The Oxford dictionary word of the year in 2016 (ages ago now, it seems!) was “post-truth”. Post-truth conveys the idea that though objective fact and truth may exist, it is less important and less influential than one’s feelings and beliefs. Whereas the Postmodern era denied that objective truth could exist, the Post-truth era concedes that objective truth may exist, but it is subordinate to one’s feelings. In his incredibly insightful book “Saving Truth”, Abdu Murray suggests two “modes” of post truth: a soft mode where “we may acknowledge that truth exists…but we don’t care about truth if it gets in the way of our personal preferences” (13), and a hard mode, “by which I mean a willingness to propagate blatant falsehoods, knowing they’re false, because doing so serves a higher political or social agenda” (13-14). Each of these definitions help to elucidate this mood that has permeated so much of the world around us: who cares about truth if I don’t like it, or it makes me uncomfortable?

Our wonderful, broken world is filled with emotion right now - feelings of justice and injustice, of rage and anger and vitriol, of apathy and quietness and distancing, of political partisanship, of racial division, of sorrow, of loneliness, of brokenness. Some of these feelings are good and true and right; some of these feelings are sinful and vile and wrong. Most of these feelings are a mix of each. How then, in the midst of this chaos, in the midst of variegated feelings and passions, each of which usurp the place of truth in this post-truth world, how can we possibly expect to find any unity, any peace?

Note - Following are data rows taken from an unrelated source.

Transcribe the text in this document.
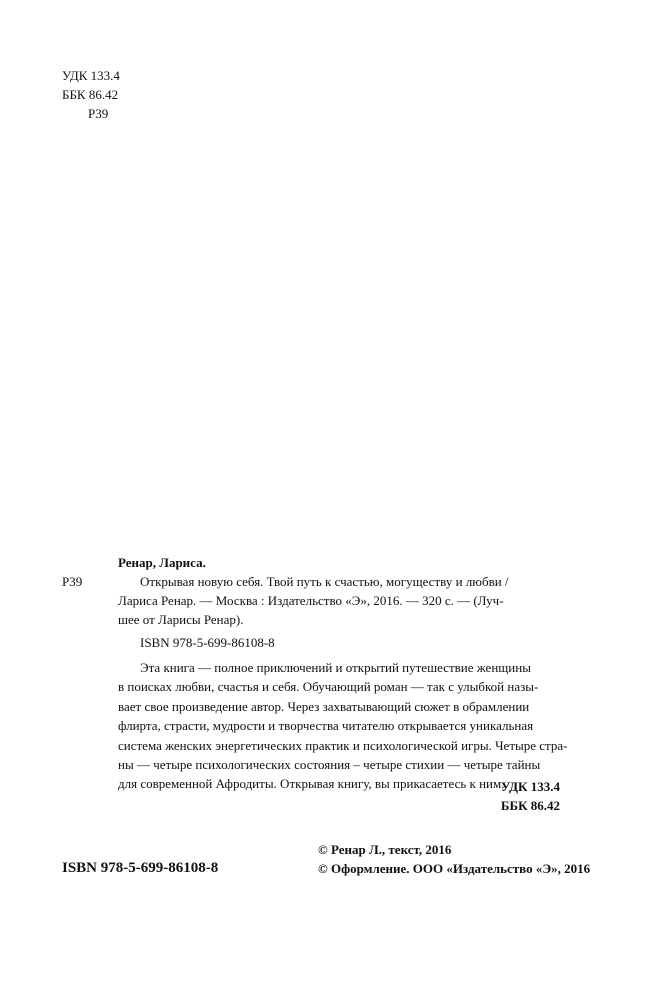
УДК 133.4
ББК 86.42
Р39
Ренар, Лариса.
Р39	Открывая новую себя. Твой путь к счастью, могуществу и любви /
Лариса Ренар. — Москва : Издательство «Э», 2016. — 320 с. — (Луч-
шее от Ларисы Ренар).
ISBN 978-5-699-86108-8
Эта книга — полное приключений и открытий путешествие женщины
в поисках любви, счастья и себя. Обучающий роман — так с улыбкой назы-
вает свое произведение автор. Через захватывающий сюжет в обрамлении
флирта, страсти, мудрости и творчества читателю открывается уникальная
система женских энергетических практик и психологической игры. Четыре стра-
ны — четыре психологических состояния – четыре стихии — четыре тайны
для современной Афродиты. Открывая книгу, вы прикасаетесь к ним.
УДК 133.4
ББК 86.42
ISBN 978-5-699-86108-8
© Ренар Л., текст, 2016
© Оформление. ООО «Издательство «Э», 2016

This past Pentecost Sunday, we are reminded of the answer: my friends, we must be filled with the Spirit. When our emotions surge and our passions rise for truth and justice, we must be filled with the Spirit, for the Spirit, unlike our emotions, does not usurp the place of truth, but takes us to the person who is Truth Himself. When we think all the people around us are forsaking truth and wisdom for the sake of their own political and social agendas, we must be filled with the Spirit, for the Spirit leads us to the cross where we cannot help but see our own brokenness. When we are complacent to let others change the world around us while we enjoy the quietness and comfort of our little bubbles, we must be filled with the Spirit, for the Spirit leads us to engage with our broken world, to do justice, and to love kindness and walk humbly with our God. Whether we are filled with anger or apathy, whether we are demonstrating or remonstrating, whether we are vocal or vacant, we must be filled with the Spirit who will lead us into all truth and love.

In this time of heightened passion and feeling, my friends, this is our opportunity to live into and live out our cataclysmically, radically, supernaturally transformed lives. But we can only do this, my brothers and sisters, if we are filled with the Spirit of God. Pray that it be so!